The most critical internal point to tackle for the German economy and for investors will be a more flexible approach to managing government spending, to bring in a better counter-cyclical flexibility. This will be an important focal point for us, as it could trigger further down the line a move towards a more centralised European budgeting, and easing of the tight budget constraints imposed by Brussels on member states.

At the moment, Germany has the lowest government debt to GDP ratio of any of the G7 countries, at c.63%, and a very low budget deficit of -2.2% of GDP in 2024. This is expected to be -2.0% in 2025, as a result of the constitutionally-embedded limitation to overspending2. The current limitations of 0.35% of GDP for structural budget deficits, which act as a debt brake, are likely too stringent, and do not allow Germany to spend on critical long-term spending related to infrastructure upgrades in particular. Merz has in the past mentioned that he would be open to look at reforming the debt brake rule.

A potential political uncertainty lifting, valuation attraction of EU equities could become more apparent

Post the formation of a new coalition government in Germany, it will lift one more political uncertainty for Europe, at least for the time being, which could further bring to the forefront the valuation attraction that European equities are currently sitting on.
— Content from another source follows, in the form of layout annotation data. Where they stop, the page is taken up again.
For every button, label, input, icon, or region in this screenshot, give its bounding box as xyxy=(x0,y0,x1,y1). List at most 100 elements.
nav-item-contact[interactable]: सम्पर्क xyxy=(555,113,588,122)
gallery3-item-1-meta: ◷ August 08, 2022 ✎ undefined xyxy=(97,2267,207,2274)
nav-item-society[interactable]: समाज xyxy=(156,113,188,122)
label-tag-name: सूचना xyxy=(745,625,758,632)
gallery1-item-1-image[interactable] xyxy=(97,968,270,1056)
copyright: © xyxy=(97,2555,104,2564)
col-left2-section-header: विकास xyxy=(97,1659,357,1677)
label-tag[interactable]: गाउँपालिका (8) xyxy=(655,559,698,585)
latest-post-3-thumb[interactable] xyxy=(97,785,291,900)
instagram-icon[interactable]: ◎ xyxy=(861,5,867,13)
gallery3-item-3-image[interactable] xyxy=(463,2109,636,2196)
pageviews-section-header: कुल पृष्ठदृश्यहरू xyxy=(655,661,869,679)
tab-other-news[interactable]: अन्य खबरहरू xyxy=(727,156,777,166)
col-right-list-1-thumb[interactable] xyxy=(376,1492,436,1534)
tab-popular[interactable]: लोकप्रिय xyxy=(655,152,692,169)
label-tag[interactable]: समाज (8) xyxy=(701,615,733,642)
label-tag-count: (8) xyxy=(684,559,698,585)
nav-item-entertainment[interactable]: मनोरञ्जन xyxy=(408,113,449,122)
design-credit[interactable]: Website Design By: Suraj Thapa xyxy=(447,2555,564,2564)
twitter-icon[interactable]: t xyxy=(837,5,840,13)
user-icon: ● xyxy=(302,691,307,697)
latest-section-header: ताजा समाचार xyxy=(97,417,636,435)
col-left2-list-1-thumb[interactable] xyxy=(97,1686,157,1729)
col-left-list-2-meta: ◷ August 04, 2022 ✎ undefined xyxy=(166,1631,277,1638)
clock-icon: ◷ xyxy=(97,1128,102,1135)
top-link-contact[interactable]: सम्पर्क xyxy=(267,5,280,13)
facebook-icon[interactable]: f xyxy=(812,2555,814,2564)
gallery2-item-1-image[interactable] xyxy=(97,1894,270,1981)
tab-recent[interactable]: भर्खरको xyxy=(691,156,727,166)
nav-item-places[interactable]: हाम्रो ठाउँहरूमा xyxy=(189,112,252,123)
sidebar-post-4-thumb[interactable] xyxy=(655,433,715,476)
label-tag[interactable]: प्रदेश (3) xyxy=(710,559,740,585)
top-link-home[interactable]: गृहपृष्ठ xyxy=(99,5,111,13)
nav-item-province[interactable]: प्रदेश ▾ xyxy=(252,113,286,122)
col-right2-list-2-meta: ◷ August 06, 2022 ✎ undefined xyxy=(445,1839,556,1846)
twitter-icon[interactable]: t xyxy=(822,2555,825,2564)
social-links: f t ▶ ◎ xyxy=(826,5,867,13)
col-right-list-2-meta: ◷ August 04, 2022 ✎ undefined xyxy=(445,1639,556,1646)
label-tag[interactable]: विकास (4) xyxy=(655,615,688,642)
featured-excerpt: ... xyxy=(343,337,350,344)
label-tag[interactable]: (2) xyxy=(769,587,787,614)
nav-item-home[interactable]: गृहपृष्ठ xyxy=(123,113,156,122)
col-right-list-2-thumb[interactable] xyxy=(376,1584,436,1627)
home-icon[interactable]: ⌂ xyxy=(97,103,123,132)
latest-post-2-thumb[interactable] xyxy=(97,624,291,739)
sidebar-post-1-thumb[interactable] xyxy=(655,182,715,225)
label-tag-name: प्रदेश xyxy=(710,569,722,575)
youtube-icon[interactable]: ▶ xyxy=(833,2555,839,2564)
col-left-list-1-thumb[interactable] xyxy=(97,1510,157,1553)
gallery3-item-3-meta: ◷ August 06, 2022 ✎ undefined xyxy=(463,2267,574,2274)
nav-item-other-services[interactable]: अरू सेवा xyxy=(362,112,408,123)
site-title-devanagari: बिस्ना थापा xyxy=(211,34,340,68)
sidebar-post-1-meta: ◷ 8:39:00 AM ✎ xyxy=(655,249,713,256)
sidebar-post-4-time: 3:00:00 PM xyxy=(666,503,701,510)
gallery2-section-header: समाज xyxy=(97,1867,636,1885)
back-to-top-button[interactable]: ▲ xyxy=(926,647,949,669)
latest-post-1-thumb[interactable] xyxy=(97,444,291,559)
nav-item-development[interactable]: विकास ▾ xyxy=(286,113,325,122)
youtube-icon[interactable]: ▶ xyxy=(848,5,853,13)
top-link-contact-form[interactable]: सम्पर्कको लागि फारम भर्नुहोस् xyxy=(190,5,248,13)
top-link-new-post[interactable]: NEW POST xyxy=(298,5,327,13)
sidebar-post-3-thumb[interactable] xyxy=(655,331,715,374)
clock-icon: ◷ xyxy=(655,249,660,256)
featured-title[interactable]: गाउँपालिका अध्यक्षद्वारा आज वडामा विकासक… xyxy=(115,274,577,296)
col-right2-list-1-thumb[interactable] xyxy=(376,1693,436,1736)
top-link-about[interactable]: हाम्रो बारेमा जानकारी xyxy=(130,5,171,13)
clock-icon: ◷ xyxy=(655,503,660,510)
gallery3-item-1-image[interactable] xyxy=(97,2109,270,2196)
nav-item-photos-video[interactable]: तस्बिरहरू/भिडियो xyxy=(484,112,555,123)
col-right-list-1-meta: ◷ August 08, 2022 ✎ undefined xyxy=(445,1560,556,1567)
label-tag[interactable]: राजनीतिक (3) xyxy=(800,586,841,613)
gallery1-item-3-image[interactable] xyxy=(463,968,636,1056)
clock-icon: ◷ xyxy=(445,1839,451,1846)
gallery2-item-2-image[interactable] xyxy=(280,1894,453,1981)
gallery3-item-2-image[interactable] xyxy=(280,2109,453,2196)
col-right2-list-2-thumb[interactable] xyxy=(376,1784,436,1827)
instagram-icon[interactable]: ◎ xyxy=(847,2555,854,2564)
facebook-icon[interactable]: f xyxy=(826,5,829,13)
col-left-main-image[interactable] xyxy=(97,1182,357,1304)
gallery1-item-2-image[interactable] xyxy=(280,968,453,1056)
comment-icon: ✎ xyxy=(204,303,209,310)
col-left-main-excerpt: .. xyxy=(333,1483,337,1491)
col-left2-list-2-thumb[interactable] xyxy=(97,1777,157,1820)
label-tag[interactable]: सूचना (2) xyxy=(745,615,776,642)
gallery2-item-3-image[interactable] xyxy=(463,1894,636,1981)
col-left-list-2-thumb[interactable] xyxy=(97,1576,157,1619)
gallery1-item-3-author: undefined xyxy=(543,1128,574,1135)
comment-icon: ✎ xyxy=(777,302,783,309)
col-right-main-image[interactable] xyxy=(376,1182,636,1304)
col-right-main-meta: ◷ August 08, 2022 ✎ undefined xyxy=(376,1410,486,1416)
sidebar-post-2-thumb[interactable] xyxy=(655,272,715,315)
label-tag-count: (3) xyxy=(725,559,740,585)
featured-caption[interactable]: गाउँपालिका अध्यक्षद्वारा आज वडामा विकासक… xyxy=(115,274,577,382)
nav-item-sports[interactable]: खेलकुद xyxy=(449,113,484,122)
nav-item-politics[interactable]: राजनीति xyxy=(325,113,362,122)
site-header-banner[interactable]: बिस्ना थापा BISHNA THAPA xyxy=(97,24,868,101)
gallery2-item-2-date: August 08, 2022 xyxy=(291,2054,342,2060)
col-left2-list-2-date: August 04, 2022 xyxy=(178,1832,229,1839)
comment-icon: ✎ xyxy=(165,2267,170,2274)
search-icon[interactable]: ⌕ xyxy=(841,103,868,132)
This is compared to the historic ranges, shown in the chart below.

Forward P/E (FY1) across regions over the last 20 yearsForward P/E (FY1) across regions over the last 20 years

Source: FactSet as at 31 January 2025.

This is in sharp contrast to US equity valuations, which are at historically very demanding levels, and which require a positive earnings momentum to justify. We have been arguing recently that, yes, there is US exceptionalism in terms of economic growth prospects and corporates earnings growth differential compared to Europe and emerging markets, but this exceptionalism also translates into a significantly high valuation level.

Further lifting of political and geopolitical uncertainties in Europe and in China in particular, could make these regional equity markets appear more appealing to investors who could see a potentially favourable risk reward.

Sources

1Source: Bloomberg as at 20 February 2025.

2Source: Bloomberg using consensus estimates of GDP as at 20 February 2025.